Azure is primarily aimed at public facing services and web sites. You can see this in the way some Cloud Service features are only available at Azure's public edge.  Azure provides the ability to interact  machines remotely through the public ports and services. Sometimes you don't want everything exposed to the internet so you can get access to it. A VPN can be used in those cases provide secure no public machine-to-network or network-to-network connectivity

Standard Access

Applications and services are deployed in the Azure environment as a kind of virtual data center.  Individual machines and programs communicate with each other using the internal Azure network.  Azure virtual machines can also communicate from Azure to other sites on the internet. Machines external to Azure normally communicate with Azure machines through their publicly defined service interface points.

Most services run on standard ports for Azure-to-Azure  communications. They can be made public through the endpoint configuration screen. Notice that there is a public port accessible via the address and a private port accessible internally to Azure via internal DNS or via direct IP access. I was unable to find a way of turning on private only endpoints through the Azure administrative portal.

Access Control and Security

Public ports, services and applications are reachable from anywhere on the internet.  This can be a major security issue since Azure machines are probed almost as soon as they are created. 

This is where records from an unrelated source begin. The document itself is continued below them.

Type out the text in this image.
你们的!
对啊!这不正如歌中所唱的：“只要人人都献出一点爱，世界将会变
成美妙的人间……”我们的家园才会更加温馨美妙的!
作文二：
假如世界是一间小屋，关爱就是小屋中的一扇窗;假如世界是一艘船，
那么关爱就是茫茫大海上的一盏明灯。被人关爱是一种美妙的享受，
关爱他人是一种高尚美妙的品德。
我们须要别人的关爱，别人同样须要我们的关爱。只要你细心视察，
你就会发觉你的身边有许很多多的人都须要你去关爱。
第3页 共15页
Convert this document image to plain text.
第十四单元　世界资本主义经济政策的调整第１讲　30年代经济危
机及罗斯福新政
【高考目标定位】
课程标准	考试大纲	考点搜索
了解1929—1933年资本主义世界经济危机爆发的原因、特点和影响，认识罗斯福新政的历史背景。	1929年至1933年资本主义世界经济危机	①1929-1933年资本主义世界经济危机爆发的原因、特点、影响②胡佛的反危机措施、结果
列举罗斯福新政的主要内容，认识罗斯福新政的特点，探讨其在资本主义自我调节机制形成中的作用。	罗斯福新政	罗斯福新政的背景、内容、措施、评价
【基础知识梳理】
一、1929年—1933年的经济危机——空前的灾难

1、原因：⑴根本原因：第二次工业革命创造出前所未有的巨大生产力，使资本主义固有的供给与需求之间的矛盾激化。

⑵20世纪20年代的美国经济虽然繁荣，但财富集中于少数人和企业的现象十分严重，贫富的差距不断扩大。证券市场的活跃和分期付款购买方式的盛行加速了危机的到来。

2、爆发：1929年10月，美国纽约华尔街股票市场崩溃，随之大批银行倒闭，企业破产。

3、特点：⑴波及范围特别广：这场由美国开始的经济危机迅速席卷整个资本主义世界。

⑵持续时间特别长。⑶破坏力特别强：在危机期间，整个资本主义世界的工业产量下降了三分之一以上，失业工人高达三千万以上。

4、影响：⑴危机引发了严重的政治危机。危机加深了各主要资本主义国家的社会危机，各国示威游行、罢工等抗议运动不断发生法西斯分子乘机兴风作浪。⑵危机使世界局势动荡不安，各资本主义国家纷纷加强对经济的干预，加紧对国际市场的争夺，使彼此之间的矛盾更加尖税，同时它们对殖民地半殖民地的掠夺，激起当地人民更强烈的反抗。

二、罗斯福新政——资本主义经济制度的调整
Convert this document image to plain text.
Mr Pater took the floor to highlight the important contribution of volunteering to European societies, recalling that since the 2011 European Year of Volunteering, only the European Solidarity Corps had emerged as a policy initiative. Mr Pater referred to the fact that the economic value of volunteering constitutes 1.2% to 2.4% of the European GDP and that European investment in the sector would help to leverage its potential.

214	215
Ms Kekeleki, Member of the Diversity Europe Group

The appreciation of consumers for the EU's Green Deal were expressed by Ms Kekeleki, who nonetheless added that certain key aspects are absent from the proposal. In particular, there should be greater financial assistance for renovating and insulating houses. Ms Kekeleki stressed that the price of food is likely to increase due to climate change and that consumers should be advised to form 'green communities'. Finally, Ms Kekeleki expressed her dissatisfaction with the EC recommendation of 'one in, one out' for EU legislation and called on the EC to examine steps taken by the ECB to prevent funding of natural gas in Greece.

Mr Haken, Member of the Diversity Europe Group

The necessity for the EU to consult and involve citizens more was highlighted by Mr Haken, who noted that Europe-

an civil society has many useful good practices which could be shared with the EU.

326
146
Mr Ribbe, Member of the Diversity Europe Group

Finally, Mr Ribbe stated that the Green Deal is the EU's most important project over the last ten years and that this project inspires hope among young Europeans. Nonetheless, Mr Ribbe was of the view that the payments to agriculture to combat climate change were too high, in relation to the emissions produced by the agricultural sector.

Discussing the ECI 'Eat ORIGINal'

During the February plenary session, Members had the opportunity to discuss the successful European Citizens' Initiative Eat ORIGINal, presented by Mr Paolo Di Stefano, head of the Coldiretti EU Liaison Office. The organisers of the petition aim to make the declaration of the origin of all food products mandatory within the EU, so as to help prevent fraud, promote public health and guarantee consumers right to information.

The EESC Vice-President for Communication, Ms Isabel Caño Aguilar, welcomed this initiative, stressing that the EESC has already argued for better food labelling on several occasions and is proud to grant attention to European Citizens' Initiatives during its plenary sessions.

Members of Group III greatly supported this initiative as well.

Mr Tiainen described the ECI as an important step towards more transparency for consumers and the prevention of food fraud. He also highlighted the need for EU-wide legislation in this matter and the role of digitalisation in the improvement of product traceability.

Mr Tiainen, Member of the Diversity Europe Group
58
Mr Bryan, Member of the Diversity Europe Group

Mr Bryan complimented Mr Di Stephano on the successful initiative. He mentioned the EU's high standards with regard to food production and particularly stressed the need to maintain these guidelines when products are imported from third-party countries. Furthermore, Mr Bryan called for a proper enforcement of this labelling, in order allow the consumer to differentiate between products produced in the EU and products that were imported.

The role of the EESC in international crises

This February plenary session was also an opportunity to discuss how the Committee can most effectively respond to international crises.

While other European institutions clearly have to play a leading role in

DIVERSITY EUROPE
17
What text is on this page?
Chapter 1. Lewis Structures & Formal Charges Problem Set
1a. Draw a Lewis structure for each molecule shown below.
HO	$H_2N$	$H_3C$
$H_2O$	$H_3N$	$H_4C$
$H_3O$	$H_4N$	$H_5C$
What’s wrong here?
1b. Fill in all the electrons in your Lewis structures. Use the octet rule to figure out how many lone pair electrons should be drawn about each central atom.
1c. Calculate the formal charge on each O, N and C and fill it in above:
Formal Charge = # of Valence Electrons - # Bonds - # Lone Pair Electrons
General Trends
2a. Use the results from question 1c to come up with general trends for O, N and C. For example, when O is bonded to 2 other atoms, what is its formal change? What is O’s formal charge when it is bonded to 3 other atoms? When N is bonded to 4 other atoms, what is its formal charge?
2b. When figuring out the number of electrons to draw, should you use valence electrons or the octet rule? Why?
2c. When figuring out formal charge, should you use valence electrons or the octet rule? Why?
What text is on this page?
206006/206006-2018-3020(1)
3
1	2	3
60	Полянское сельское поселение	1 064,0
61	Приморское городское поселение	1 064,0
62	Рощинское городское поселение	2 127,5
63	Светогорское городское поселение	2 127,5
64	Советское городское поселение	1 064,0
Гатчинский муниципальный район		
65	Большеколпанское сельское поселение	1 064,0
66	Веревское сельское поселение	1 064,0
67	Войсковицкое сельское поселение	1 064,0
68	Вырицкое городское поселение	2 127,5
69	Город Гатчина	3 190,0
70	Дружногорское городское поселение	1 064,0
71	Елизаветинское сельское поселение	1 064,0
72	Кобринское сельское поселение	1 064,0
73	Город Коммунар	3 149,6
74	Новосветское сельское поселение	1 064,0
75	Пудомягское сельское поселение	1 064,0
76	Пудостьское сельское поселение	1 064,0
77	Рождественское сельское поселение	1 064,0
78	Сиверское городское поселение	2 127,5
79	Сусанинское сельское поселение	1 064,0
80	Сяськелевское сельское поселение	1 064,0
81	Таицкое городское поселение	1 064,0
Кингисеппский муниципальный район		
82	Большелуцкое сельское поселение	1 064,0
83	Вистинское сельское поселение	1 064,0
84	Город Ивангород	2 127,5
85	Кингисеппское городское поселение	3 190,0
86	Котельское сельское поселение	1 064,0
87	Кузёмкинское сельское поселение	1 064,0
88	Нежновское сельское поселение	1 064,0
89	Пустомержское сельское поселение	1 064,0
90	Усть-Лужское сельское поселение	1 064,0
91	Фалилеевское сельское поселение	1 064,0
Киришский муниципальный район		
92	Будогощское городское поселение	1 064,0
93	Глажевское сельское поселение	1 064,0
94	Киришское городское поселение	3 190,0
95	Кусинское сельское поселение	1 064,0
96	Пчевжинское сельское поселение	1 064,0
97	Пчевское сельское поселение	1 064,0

Azure supports Access control lists on a per endpoint basis.  Each endpoint on a server can have its on ACLs. This example shows an endpoint that is visible from a specific external network, from two Azure VLANs internal to this Azure subscription. All other systems are blocked.  The most restrictive policy should come last.  

Point to Site VPN 

A point to site VPN tunnel puts a non-Azure machine on a private network that is essentially inside Azure. You can think of it a as a virtual LAN card in the remote device that is connected to the Azure network. Machines connected via point to site have access to the back site (private) ports. Almost all MS Windows machines come with software to support this type of connectivity. Point to Site VPN connections happen through an Azure  Gateway that is created as part of a VLAN.  This is done via Powershell or via the Azure Management Portal.  

See this posting azure-point-to-site-vpn-private-access about how to set up Azure point-to-site connections.

Site to Site VPN

Office to Data Center and Data Center to Data Center connections are made through site to site connections.  This joins the two networks together and set up routes that give back side access to any Azure machine from any machine the remote site.  This also removes the need for individual machine VPN configuration. Site to Site connections happen through an Azure side  Gateway that is created as part of a VLAN.  THis is done via Powershell or via the Azure Management Portal.

See this posting azure-site-to-site-vpn-with-netgear about how to set up an Azure site-to-site connection using a NetGear VPN capable router.

Site to Site Security Implications

The Azure site-to-site bridge adds a second public facing network to your network with a it's set of public ports and services.  A corporation's internal network is only as secure as the least secure Azure machines.  

The diagram at left shows a potential attack path from the internet through an Azure machine, over the site-to-site tunnel and into the office LAN.

All administrative ports and non-public services must be protected through Azure ACLs

Wrap Up

This discussion applies to both IaaS virtual machines and PaaS services.